Selain menjamin keselamatan rakyatnya dalam khilafah rakyat juga dijamin kebutuhan pokoknya. Salah satu bagian terpenting dalam syariat Islam adalah aturan menjamin kebutuhan pokok bagi setiap rakyat. Kebutuhan pokok tersebut berupa sandang, pangan, papan dan lapangan pekerjaan. Dalam khilafah laki-laki wajib berkerja untuk memenuhi kebutuhan hidupnya, keluarga serta anak dan istrinya. Jika laki-laki tersebut tidak mampu berkerja karena alasan tertentu maka kebutuhannya ditanggung oleh sanak kerabatnya.

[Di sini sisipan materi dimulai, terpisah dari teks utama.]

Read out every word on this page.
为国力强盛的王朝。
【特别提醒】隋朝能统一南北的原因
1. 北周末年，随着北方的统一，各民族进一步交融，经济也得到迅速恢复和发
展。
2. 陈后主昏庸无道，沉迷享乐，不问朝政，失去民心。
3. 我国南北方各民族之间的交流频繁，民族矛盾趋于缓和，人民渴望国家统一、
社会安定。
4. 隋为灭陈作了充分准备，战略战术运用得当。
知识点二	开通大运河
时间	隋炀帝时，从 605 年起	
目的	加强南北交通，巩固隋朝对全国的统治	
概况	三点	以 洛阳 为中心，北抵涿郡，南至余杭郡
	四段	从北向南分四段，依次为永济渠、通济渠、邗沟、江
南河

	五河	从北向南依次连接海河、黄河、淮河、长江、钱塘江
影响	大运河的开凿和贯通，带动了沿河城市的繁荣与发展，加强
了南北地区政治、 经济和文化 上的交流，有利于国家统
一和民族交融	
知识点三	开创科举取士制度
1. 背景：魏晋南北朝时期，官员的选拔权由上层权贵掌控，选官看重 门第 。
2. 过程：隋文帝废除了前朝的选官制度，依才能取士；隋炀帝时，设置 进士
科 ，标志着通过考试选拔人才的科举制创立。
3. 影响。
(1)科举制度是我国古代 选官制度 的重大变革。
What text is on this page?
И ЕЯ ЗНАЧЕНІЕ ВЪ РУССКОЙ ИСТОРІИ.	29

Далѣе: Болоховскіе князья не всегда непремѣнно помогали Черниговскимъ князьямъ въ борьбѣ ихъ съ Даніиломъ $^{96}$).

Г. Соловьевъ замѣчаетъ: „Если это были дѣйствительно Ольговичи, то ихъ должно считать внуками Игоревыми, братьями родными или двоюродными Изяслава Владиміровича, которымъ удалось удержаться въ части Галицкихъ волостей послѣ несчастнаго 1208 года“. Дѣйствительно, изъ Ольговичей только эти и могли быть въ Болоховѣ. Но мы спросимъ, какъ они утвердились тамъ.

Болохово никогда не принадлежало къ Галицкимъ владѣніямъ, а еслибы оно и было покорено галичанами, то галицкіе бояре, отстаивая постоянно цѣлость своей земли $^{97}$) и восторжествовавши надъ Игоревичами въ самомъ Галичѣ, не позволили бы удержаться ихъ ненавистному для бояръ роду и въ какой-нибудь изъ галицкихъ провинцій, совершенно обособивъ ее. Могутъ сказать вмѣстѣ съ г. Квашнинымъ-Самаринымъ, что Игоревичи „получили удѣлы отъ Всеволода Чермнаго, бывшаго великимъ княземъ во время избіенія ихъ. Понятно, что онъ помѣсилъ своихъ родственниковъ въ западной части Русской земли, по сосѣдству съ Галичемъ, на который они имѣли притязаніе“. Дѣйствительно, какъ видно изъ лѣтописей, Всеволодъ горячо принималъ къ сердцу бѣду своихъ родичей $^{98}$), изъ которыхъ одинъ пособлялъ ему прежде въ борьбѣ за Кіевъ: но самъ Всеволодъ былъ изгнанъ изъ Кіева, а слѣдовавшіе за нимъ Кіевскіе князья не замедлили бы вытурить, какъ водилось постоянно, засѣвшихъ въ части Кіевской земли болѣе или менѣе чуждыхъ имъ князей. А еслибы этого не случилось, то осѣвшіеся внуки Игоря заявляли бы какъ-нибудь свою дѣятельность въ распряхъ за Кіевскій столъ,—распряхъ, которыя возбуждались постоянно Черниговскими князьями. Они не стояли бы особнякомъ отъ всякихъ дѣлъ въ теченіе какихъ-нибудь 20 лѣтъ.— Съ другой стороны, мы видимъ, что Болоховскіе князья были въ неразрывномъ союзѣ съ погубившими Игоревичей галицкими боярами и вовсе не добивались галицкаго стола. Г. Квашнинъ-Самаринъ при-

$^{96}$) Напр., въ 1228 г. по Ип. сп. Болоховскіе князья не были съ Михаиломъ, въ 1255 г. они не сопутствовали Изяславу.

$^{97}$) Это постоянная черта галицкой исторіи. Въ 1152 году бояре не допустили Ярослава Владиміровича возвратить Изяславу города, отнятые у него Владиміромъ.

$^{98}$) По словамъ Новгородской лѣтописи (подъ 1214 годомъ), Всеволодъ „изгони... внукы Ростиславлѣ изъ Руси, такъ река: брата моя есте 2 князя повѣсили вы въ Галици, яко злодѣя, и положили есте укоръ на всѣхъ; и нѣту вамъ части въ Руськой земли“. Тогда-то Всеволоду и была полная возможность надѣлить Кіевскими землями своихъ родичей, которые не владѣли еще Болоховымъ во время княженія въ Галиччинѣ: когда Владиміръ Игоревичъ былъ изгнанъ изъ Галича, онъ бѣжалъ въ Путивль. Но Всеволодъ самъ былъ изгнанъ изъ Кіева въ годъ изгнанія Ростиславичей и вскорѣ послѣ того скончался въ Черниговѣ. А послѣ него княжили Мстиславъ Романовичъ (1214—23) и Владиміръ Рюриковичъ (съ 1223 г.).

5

Jika sanak kerabatnya juga tidak mampu maka khilafah yang akan menanggungnya. Khilafah dengan baitu maalnya akan menanggung nafkah bagi orang-orang yang tidak mampu bekerja dan berusaha. Jika khilafah tidak mampu maka seluruh kaum muslimin wajib menanggungnya. Ini direfleksikan dengan penarikan pajak oleh khilafah kepada orang-orang yang mampu. Setelah itu didistribusikan kepada orang-orang yang membutuhkan.
Jelas terjadi perbedaan yang amat mencolok bagaimana penanganan wabah penyakit dalam sistem kapitalisme dengan khilafah. Masihkah kita percaya dengan sistem kapitalisme yang rela membunuh nyawa rakyatnya sendiri? Atau kita sekarang berjuang menegakkan kembali khilafah. Allahu Akbar.